N separate linear layers for N embeddings: (*, *N, D1) -> (*, *N, D2).

Usage examples covered below:

(NLP) Training a separate linear layer for each token embedding in a sequence. By contrast, using torch.nn.Linear would mean applying the same linear layer to all tokens.
(CV) Training a separate linear layer for each patch embedding in an image. By contrast, using torch.nn.Linear would mean applying the same linear layer to all tokens.

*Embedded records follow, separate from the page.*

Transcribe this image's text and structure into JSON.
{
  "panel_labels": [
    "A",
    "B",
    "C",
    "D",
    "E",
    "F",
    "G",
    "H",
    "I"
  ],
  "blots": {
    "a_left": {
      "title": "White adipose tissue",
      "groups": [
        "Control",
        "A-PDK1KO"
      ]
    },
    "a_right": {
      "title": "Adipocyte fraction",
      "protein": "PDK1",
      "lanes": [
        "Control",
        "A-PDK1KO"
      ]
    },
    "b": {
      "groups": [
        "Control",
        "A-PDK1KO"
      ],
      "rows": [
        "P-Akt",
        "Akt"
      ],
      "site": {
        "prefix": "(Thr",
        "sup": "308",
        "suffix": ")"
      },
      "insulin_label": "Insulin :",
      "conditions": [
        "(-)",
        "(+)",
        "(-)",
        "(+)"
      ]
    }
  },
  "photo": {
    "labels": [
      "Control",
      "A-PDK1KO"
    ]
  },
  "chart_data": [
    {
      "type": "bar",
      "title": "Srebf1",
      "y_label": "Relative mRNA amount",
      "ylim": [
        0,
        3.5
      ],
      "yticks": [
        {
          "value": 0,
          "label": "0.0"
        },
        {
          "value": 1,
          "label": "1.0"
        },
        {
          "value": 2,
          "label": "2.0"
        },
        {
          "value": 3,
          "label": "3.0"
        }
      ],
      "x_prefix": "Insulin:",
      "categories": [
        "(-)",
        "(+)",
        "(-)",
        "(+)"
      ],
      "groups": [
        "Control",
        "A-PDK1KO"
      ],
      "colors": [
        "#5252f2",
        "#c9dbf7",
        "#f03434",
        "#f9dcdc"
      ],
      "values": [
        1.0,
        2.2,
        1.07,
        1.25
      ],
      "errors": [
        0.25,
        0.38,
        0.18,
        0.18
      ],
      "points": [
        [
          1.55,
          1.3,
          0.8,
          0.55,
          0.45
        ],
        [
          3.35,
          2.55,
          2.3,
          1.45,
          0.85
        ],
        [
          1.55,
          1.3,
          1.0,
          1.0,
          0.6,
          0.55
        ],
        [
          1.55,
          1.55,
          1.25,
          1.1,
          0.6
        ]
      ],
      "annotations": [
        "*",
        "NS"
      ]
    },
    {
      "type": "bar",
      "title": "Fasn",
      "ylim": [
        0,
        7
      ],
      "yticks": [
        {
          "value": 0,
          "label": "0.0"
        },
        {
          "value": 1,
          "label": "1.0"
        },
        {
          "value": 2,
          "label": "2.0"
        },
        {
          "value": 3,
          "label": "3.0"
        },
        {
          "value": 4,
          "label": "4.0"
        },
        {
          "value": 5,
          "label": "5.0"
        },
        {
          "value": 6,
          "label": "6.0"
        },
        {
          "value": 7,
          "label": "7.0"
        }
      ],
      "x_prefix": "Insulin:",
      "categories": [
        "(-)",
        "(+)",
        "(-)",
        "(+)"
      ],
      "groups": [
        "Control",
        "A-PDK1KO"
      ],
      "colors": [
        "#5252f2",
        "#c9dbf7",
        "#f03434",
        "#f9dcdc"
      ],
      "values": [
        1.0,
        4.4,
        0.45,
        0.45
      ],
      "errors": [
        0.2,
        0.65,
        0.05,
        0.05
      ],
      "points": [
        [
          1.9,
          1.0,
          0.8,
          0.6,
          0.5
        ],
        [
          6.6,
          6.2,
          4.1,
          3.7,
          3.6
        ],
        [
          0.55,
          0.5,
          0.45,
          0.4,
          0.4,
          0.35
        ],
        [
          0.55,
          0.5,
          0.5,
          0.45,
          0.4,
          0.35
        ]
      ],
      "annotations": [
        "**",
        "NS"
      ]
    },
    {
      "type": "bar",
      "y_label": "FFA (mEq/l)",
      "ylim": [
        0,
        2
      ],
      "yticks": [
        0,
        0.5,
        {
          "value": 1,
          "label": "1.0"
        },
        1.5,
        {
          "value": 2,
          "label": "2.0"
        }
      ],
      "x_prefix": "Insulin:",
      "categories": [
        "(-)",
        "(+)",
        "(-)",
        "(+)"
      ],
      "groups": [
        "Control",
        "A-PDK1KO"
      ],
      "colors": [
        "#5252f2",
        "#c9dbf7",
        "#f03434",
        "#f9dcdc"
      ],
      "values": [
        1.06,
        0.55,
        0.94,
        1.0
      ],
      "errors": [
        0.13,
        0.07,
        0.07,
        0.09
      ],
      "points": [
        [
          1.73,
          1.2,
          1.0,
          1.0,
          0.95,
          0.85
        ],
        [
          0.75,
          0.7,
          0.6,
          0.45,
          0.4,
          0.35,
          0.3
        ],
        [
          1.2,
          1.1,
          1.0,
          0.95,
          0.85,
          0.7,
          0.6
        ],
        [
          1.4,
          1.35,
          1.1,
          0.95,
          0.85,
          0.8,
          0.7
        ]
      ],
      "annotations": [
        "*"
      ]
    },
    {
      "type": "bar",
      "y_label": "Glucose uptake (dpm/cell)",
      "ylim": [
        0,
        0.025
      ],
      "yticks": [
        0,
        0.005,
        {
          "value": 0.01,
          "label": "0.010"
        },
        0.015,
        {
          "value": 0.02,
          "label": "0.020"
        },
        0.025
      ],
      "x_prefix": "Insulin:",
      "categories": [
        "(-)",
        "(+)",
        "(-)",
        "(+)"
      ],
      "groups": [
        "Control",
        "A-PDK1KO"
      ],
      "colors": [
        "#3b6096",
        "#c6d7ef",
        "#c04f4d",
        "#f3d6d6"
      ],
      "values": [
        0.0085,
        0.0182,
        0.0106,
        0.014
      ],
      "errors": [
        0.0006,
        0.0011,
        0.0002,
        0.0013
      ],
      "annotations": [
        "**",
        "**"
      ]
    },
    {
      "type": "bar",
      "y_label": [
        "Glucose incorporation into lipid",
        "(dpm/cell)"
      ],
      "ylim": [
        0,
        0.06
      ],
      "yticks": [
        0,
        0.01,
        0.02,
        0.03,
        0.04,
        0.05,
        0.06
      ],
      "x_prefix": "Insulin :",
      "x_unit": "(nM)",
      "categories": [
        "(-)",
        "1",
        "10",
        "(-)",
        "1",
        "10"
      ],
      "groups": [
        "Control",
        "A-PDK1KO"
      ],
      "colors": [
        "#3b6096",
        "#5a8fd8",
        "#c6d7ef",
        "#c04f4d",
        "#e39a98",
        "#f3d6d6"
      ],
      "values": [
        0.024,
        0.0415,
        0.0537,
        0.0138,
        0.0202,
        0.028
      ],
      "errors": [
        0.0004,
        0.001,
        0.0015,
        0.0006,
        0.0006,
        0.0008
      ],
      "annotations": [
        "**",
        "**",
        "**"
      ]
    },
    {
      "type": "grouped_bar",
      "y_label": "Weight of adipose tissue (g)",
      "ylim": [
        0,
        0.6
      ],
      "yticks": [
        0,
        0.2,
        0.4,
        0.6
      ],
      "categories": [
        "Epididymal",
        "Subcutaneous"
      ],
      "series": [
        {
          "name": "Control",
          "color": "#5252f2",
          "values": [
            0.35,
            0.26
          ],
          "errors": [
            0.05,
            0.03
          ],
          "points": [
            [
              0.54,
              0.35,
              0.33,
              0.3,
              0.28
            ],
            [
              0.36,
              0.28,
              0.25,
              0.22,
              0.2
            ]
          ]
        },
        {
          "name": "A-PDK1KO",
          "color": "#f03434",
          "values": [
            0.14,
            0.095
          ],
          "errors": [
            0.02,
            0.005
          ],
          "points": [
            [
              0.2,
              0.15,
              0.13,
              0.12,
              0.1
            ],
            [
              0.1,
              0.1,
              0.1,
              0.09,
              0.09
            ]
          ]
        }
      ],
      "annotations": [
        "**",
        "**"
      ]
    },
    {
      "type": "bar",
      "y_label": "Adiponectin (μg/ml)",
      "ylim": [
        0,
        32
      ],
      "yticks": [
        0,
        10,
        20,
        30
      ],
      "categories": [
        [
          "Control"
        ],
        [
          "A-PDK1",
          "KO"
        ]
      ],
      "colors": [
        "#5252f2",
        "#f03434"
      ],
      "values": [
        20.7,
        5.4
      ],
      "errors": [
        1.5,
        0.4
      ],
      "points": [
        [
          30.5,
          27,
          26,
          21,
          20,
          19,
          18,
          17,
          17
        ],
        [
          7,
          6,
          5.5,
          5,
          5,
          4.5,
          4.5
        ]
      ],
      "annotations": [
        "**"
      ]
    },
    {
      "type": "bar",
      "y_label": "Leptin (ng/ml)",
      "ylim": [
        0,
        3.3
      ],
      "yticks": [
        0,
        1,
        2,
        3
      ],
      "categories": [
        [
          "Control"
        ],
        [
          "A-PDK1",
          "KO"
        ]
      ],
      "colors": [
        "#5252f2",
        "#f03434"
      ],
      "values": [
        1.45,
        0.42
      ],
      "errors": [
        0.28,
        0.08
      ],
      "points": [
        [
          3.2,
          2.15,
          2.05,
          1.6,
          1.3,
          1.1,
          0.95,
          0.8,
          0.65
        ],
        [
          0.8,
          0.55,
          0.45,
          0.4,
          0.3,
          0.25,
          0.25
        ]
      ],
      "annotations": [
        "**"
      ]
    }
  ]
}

Technically, NLinear(N, D1, D2) is just a layout of N linear layers torch.nn.Linear(D1, D2).

Shape

Input: (*, *n, in_features), where * are batch dimensions.
Output: (*, *n, out_features).

Usage

(NLP) Training a separate linear layer for each of the token embeddings in a sequence:

>>> batch_size = 2
>>> sequence_length = 4
>>> d_embedding_in = 6
>>> d_embedding_out = 7
>>> x = torch.randn(batch_size, sequence_length, d_embedding_in)
>>> x.shape
torch.Size([2, 4, 6])
>>> m = NLinear(sequence_length, d_embedding_in, d_embedding_out)
>>> m(x).shape
torch.Size([2, 4, 7])

(CV) Training a separate linear layer for each of the patch embeddings in an image:

>>> # Batch dimensions can also be arbitrarily complex.
>>> batch_size = (2, 3)
>>> width = 4
>>> height = 5
>>> in_channels = 6
>>> out_channels = 7
>>> x = torch.randn(*batch_size, width, height, in_channels)
>>> x.shape
torch.Size([2, 3, 4, 5, 6])
>>> # N == width * heght == 4 * 5 == 20
>>> m = NLinear((width, height), in_channels, out_channels)
>>> m(x).shape
torch.Size([2, 3, 4, 5, 7])

__init__( n: int | Tuple[int, ...], in_features: int, out_features: int, bias: bool = True, device=None, dtype=None, ) → None[source]#: All arguments are the same as in torch.nn.Linear except for n, which is the expected layout of the input (see the examples in NLinear).

forward(x: Tensor) → Tensor[source]#: Do the forward pass.

reset_parameters()[source]#: Reset all parameters.